Flight 17 bodies released
Rebels bow to pressure; forensic teams arrive at site
HRABOVE, Ukraine – Bowing to international pressure, pro-Moscow separatists released a train packed with bodies and handed over the black boxes from the downed Malaysia Airlines plane, four days after it plunged into rebel-held eastern Ukraine.
With body parts decaying in sweltering heat and signs that evidence at the crash site was mishandled, anger in Western capitals has mounted at the rebels and their allies in Moscow. Their reluctant cooperation will soothe mourning families and help investigators, but may do little to reconcile the East-West powers struggling over Ukraine’s future.
Russia’s Defense Ministry said Monday it saw no evidence a missile was fired and denied involvement in the downing of Flight 17 – and suggested the Ukrainian military was at fault. President Vladimir Putin spoke out but showed no sign of abandoning the separatists as fighting flared anew near the site of the crash.
President Barack Obama accused the rebels of tampering with evidence and insulting victims’ families, warning of new sanctions. Europeans will consider their own sanctions today.

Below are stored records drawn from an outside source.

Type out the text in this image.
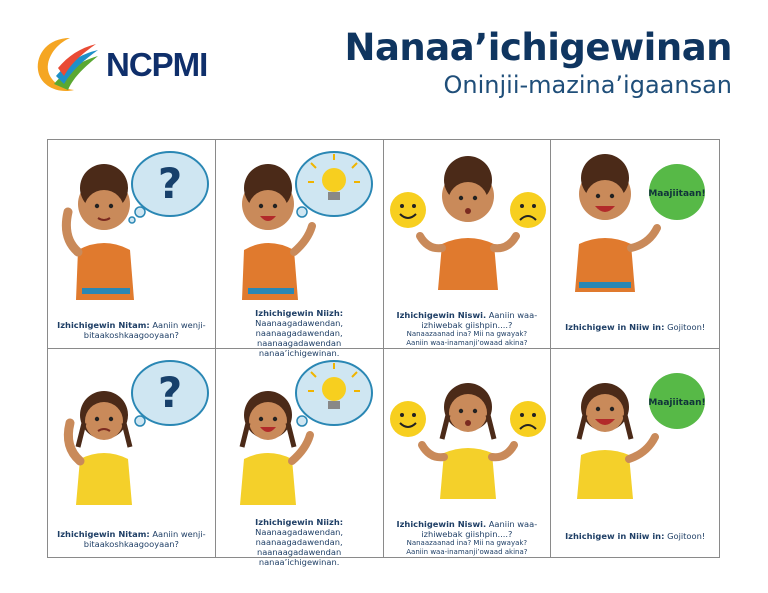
NCPMI	Nanaa’ichigewinan
Oninjii-mazina’igaansan
?
Izhichigewin Nitam: Aaniin wenji-bitaakoshkaagooyaan?
Izhichigewin Niizh: Naanaagadawendan, naanaagadawendan, naanaagadawendan nanaa’ichigewinan.
Izhichigewin Niswi. Aaniin waa-izhiwebak giishpin....?
Nanaazaanad ina? Mii na gwayak?
Aaniin waa-inamanji’owaad akina?
Maajiitaan!
Izhichigew in Niiw in: Gojitoon!
?
Izhichigewin Nitam: Aaniin wenji-bitaakoshkaagooyaan?
Izhichigewin Niizh: Naanaagadawendan, naanaagadawendan, naanaagadawendan nanaa’ichigewinan.
Izhichigewin Niswi. Aaniin waa-izhiwebak giishpin....?
Nanaazaanad ina? Mii na gwayak?
Aaniin waa-inamanji’owaad akina?
Maajiitaan!
Izhichigew in Niiw in: Gojitoon!
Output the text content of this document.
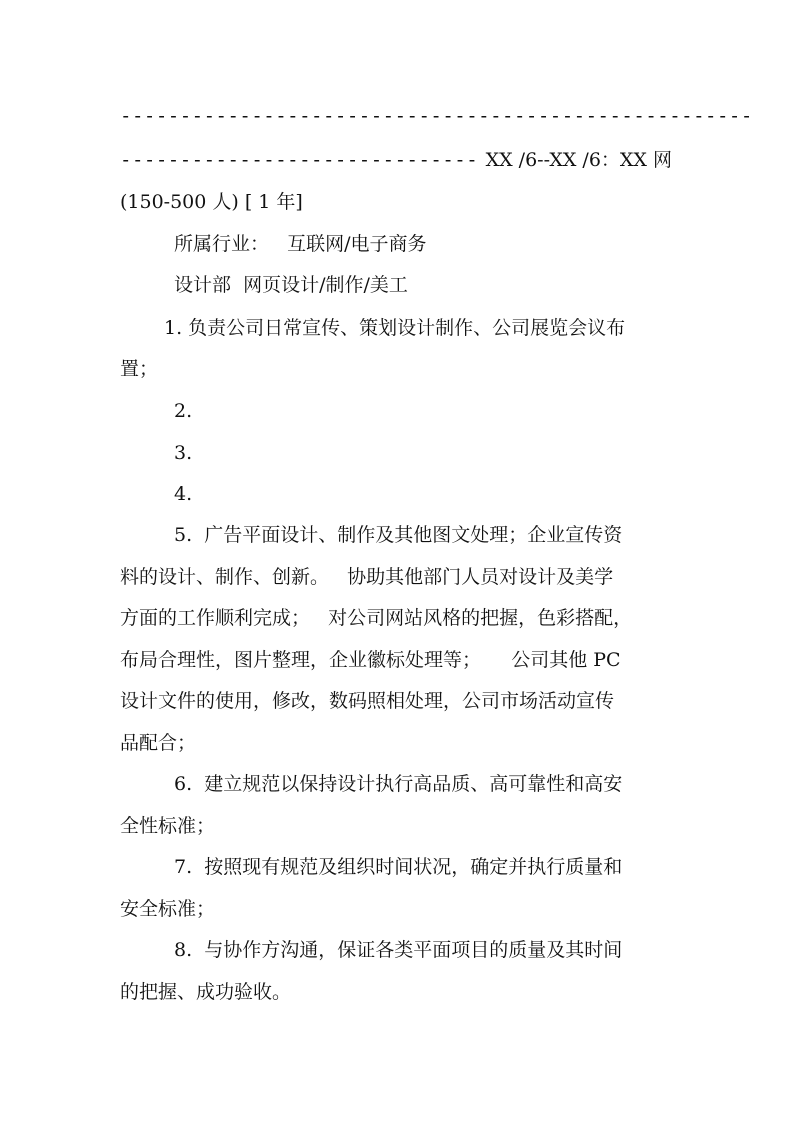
-----------------------------------------------------
------------------------------ XX /6--XX /6：XX 网
(150-500 人) [ 1 年]
所属行业：   互联网/电子商务
设计部  网页设计/制作/美工
1. 负责公司日常宣传、策划设计制作、公司展览会议布
置；
2.
3.
4.
5.  广告平面设计、制作及其他图文处理；企业宣传资
料的设计、制作、创新。   协助其他部门人员对设计及美学
方面的工作顺利完成；   对公司网站风格的把握，色彩搭配，
布局合理性，图片整理，企业徽标处理等；     公司其他 PC
设计文件的使用，修改，数码照相处理，公司市场活动宣传
品配合；
6.  建立规范以保持设计执行高品质、高可靠性和高安
全性标准；
7.  按照现有规范及组织时间状况，确定并执行质量和
安全标准；
8.  与协作方沟通，保证各类平面项目的质量及其时间
的把握、成功验收。
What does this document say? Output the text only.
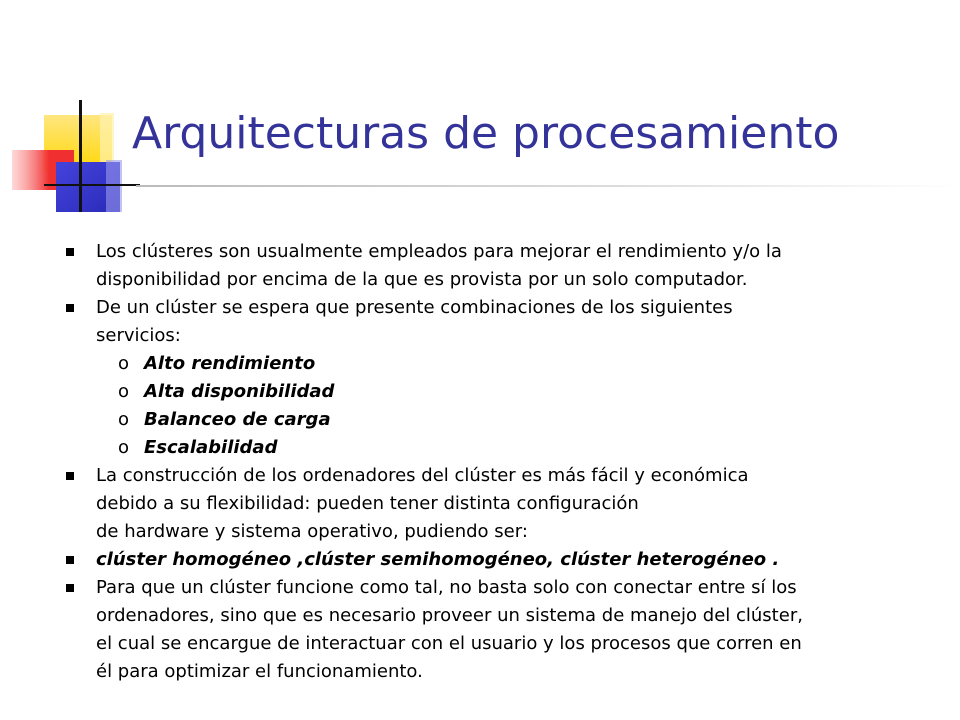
Arquitecturas de procesamiento
Los clústeres son usualmente empleados para mejorar el rendimiento y/o la
disponibilidad por encima de la que es provista por un solo computador.
De un clúster se espera que presente combinaciones de los siguientes
servicios:
o Alto rendimiento
o Alta disponibilidad
o Balanceo de carga
o Escalabilidad
La construcción de los ordenadores del clúster es más fácil y económica
debido a su flexibilidad: pueden tener distinta configuración
de hardware y sistema operativo, pudiendo ser:
clúster homogéneo ,clúster semihomogéneo, clúster heterogéneo .
Para que un clúster funcione como tal, no basta solo con conectar entre sí los
ordenadores, sino que es necesario proveer un sistema de manejo del clúster,
el cual se encargue de interactuar con el usuario y los procesos que corren en
él para optimizar el funcionamiento.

The bodies of the 298 victims, most from the Netherlands, have become a part of the conflict in Ukraine because they could hold evidence of what brought the plane down July 17 as it was flying from Amsterdam to Kuala Lumpur.
International forensics experts finally gained access to the crash site Monday.
The team stumbled across remains that had not yet been removed and inspected the perished passengers’ luggage.
In Torez, a rebel-held town 9 miles from the crash site, inspectors bowed heads and clasped hands before climbing aboard refrigerated train cars holding collected bodies. Armed rebels surrounded them, while commuters boarded other trains nearby.
The smell of decay was overwhelming. Workers wore masks, while passers-by twisted their faces in horror at the odor. Temperatures hit 84 degrees, and a train engineer told the AP that a power outage had hit the refrigeration system temporarily overnight.
Ukrainian authorities said the total number of bodies recovered was 282.
Dutch investigators demanded the separatists transfer the bodies immediately, and the rebels complied after several hours.
Dutch Prime Minister Mark Rutte said the train was heading for the rebel-held city of Donetsk, 30 miles west of the crash site, and then on to Kharkiv, site of a crisis center controlled by the Ukrainian government. He said Ukrainian authorities have agreed to let the bodies be transferred from there to the Netherlands for identification, but gave no time frame.
Early today, the rebels handed over both black boxes from Flight 17 to Malaysian investigators in Donetsk. A rebel leader, Alexander Borodai, said the orange-colored flight recorders were handed over to Malaysian officials on condition they would be delivered to experts at the International Civil Aviation Organization.
Earlier Monday, a team of international observers at the sprawling crash site described strange behavior by workers.
“When we were leaving, we observed workers there hacking into the fuselage with gas-powered equipment,” OSCE spokesman Michael Bociurkiw told reporters in Donetsk.
He said there was no security perimeter Monday at one of the bigger debris fields, and monitors saw that one of the larger pieces of the plane “had somewhat been split or moved apart.”
On Sunday, the U.S. said there was “powerful” evidence that the rebels had shot down the plane with a Russian surface-to-air missile, including video of a rocket launcher, one surface-to-air missile missing, being driven away from the likely launch site; imagery showing the firing; phone calls claiming credit for the missile strike and phone recordings said to reveal a cover-up at the crash site.
The Russian Defense Ministry offered its own evidence Monday, showing photos it said proved that Ukrainian surface-to-air systems were operating in the area before the crash – nine times alone the day the plane was brought down.
Russian officials also said they had evidence a Ukrainian Su-25 fighter jet had flown “between 3 to 5 kilometers (2 to 3 miles)” from the Malaysia Airlines jet.
At the U.N., the Security Council unanimously adopted a resolution demanding international access to the crash site and an end to military activities around the area, following intense pressure on a reluctant Russia to support the measure.